Vicente del Bosque (75 ans) : « Rodri maîtrise tous les aspects du jeu : passes courtes et longues, changements de côté, réorientation, aides… tout y est. »
Peu d’hommes suscitent aujourd’hui en Espagne autant d’affection que Vicente del Bosque. Ancien joueur et entraîneur de football, il est devenu une véritable légende du sport espagnol en 2010 en menant la Sélection à la victoire lors de la Coupe du Monde en Afrique du Sud.
Serein et sans faire trop de bruit lorsque la situation se dégradait, mais sans trop d’enthousiasme lorsque les choses allaient bien, Del Bosque s’est toujours distingué par son calme, capable d’analyser les situations sur le terrain avec une grande lucidité.
Dans le même esprit tranquille, il a accordé une interview à ‘El País’ quelques jours avant que l’Espagne ne se heurte à l’Argentine de Leo Messi lors d’une finale qui a permis à La Roja d’ajouter une seconde étoile à son maillot et d’établir le groupe de Luis de la Fuente comme une autre équipe légendaire.
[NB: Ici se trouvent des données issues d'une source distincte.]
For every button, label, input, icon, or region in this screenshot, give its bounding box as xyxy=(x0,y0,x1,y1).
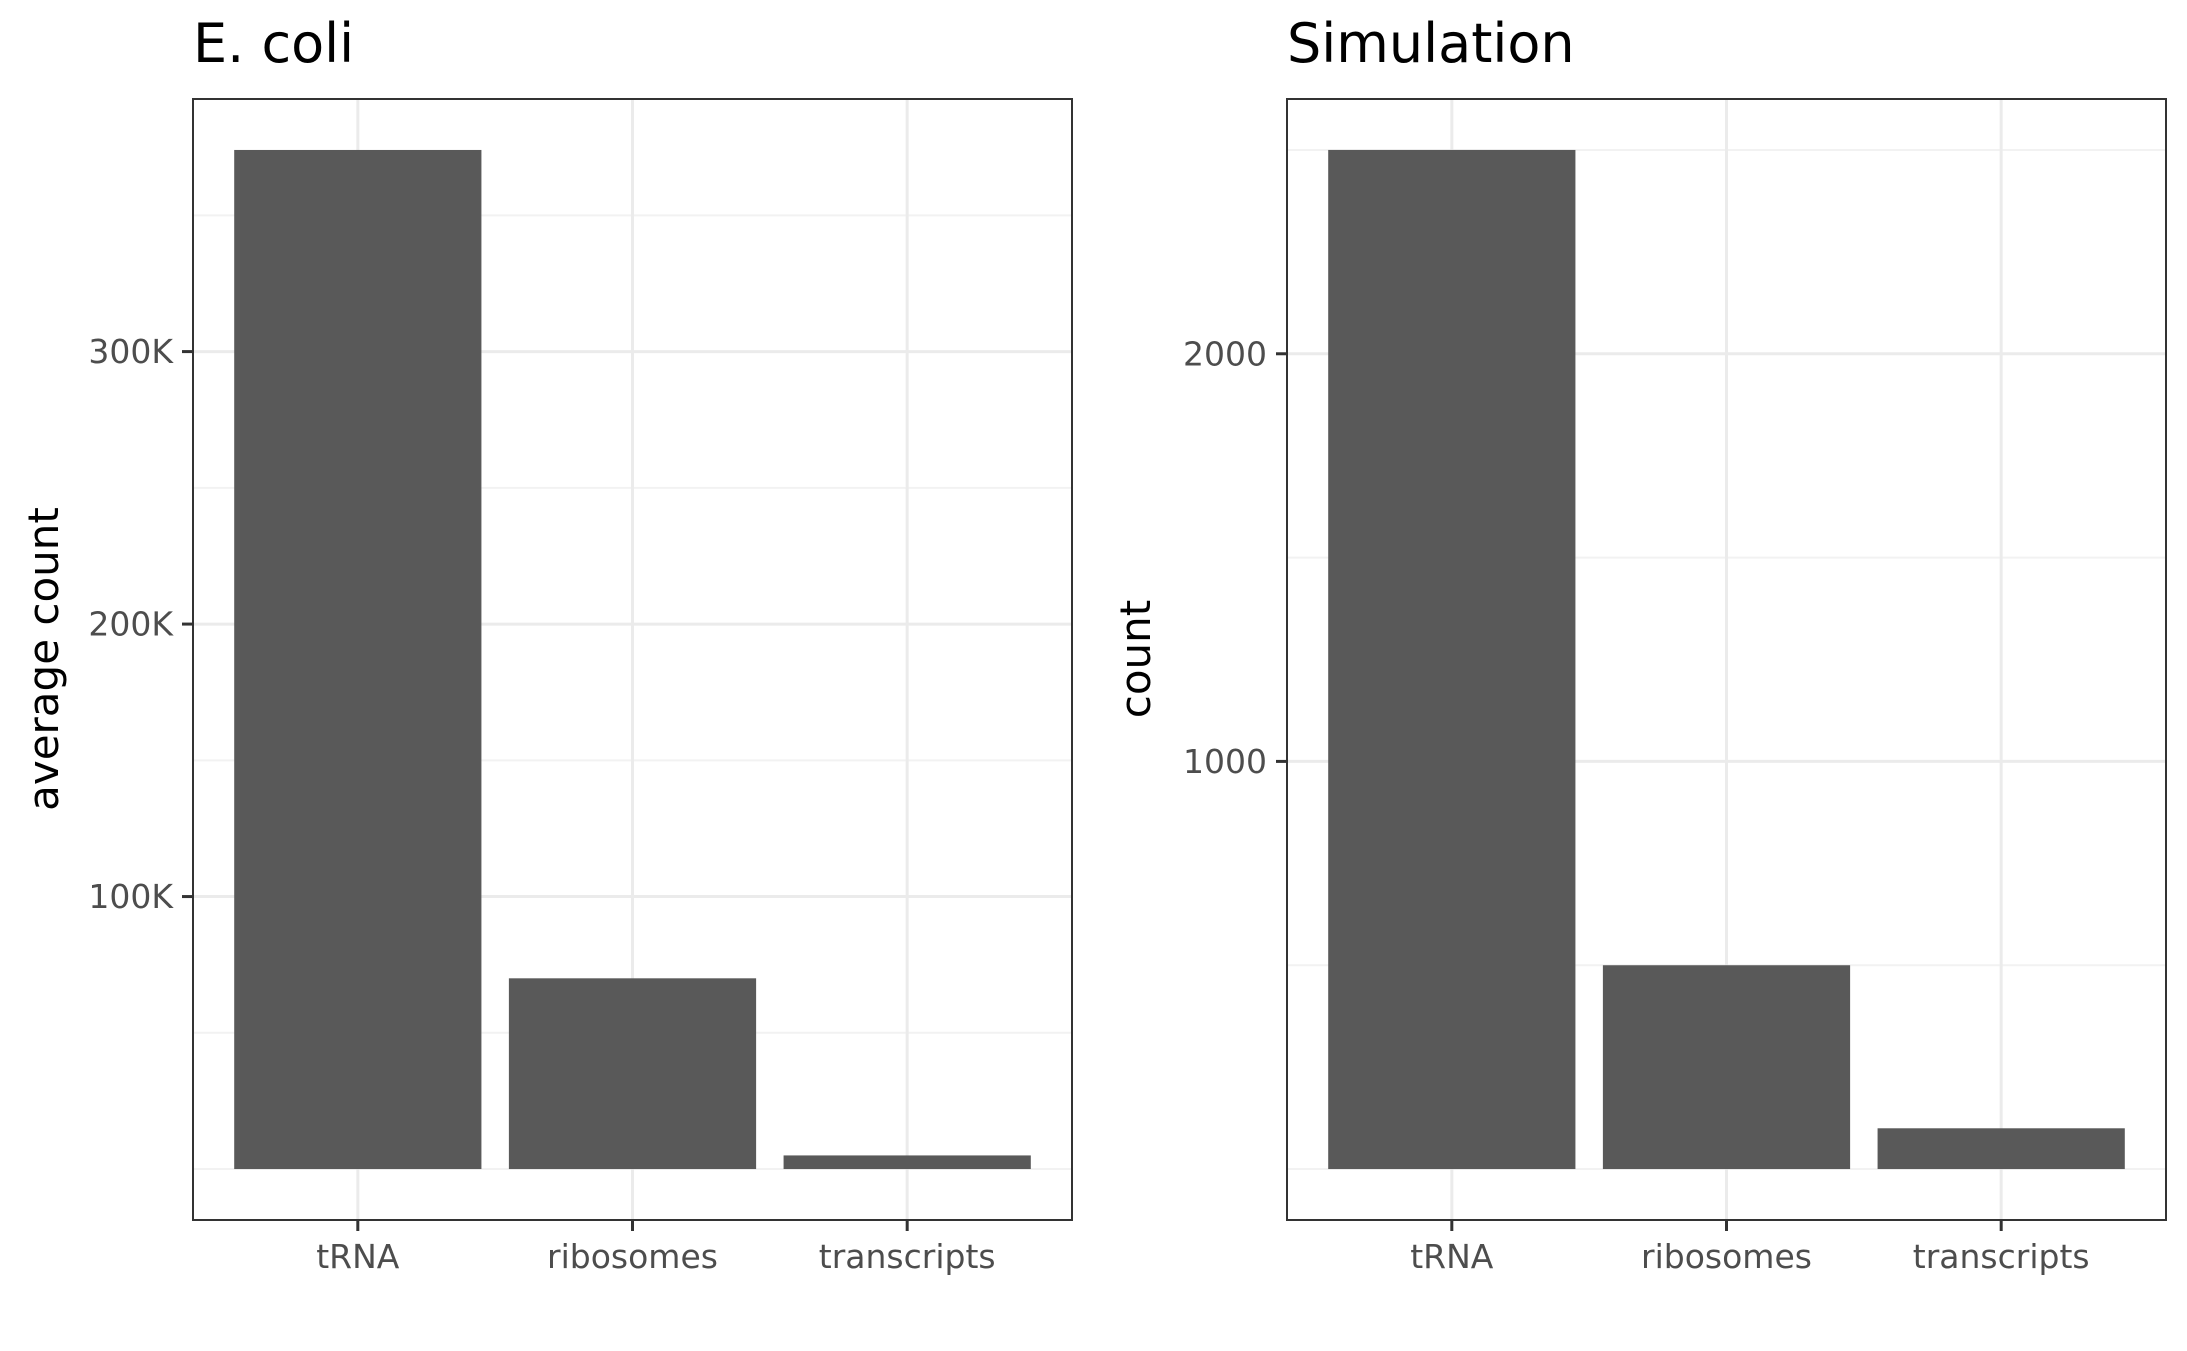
ecoli-x-tick-label-transcripts: transcripts xyxy=(819,1237,996,1276)
ecoli-x-tick-label-tRNA: tRNA xyxy=(316,1237,400,1276)
ecoli-bar-tRNA xyxy=(234,149,482,1170)
simulation-x-tick-label-ribosomes: ribosomes xyxy=(1641,1237,1812,1276)
simulation-bar-transcripts xyxy=(1877,1128,2125,1170)
ecoli-y-tick-label: 100K xyxy=(88,877,174,916)
simulation-bar-ribosomes xyxy=(1602,965,1851,1170)
ecoli-bar-ribosomes xyxy=(508,978,757,1170)
ecoli-panel: 100K 200K 300K tRNA ribosomes transcripts E. c… xyxy=(19,12,1073,1276)
simulation-x-tick-label-tRNA: tRNA xyxy=(1410,1237,1494,1276)
simulation-y-axis-title: count xyxy=(1111,600,1160,719)
ecoli-y-axis-title: average count xyxy=(19,507,68,811)
ecoli-y-tick-label: 300K xyxy=(88,332,174,371)
simulation-y-tick-label: 2000 xyxy=(1183,334,1267,373)
simulation-y-tick-label: 1000 xyxy=(1183,742,1267,781)
simulation-x-tick-label-transcripts: transcripts xyxy=(1913,1237,2090,1276)
simulation-panel-title: Simulation xyxy=(1287,12,1575,75)
ecoli-y-tick-label: 200K xyxy=(88,605,174,644)
ecoli-panel-title: E. coli xyxy=(193,12,354,75)
ecoli-x-tick-label-ribosomes: ribosomes xyxy=(547,1237,718,1276)
simulation-bar-tRNA xyxy=(1328,149,1576,1170)
simulation-panel: 1000 2000 tRNA ribosomes transcripts Simulati… xyxy=(1111,12,2167,1276)
ecoli-bar-transcripts xyxy=(783,1155,1031,1170)
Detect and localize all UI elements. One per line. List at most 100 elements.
Rodri, Pedri et Lamine Yamal
Le coach salmantin a loué le travail de l’équipe nationale, mais a voulu mettre en lumière le rôle de Rodrigo Hernández. À cette époque, on pensait presque assurément que le milieu de terrain signerait au Real Madrid, mais c’est finalement le FC Barcelone qui a réussi à le convaincre de rejoindre le projet de Hansi Flick.
« Rodri maîtrise tous les aspects du jeu : passes courtes et longues, changements de côté et d’orientation, soutien… tout », a déclaré l’ancien sélectionneur national, qui a eu la chance d’entraîner le pilier historique de cette position, Sergio Busquets.
Il a également indiqué qu’il valait mieux éviter de faire des parallèles entre les sélections, ainsi qu’entre la paire formée par ‘Busi’ et Xabi Alonso, et la connexion qui semblait manquer entre l’ex-joueur du City et Pedri. En effet, durant le tournoi, De La Fuente a finalement préféré Fabián Ruiz à Pedri.
Néanmoins, la baguette de la sélection a été confiée au madrilène dès le départ, avec Pedri en appui, alors qu’au Barça, c’est le ‘8’ qui commande au milieu de terrain.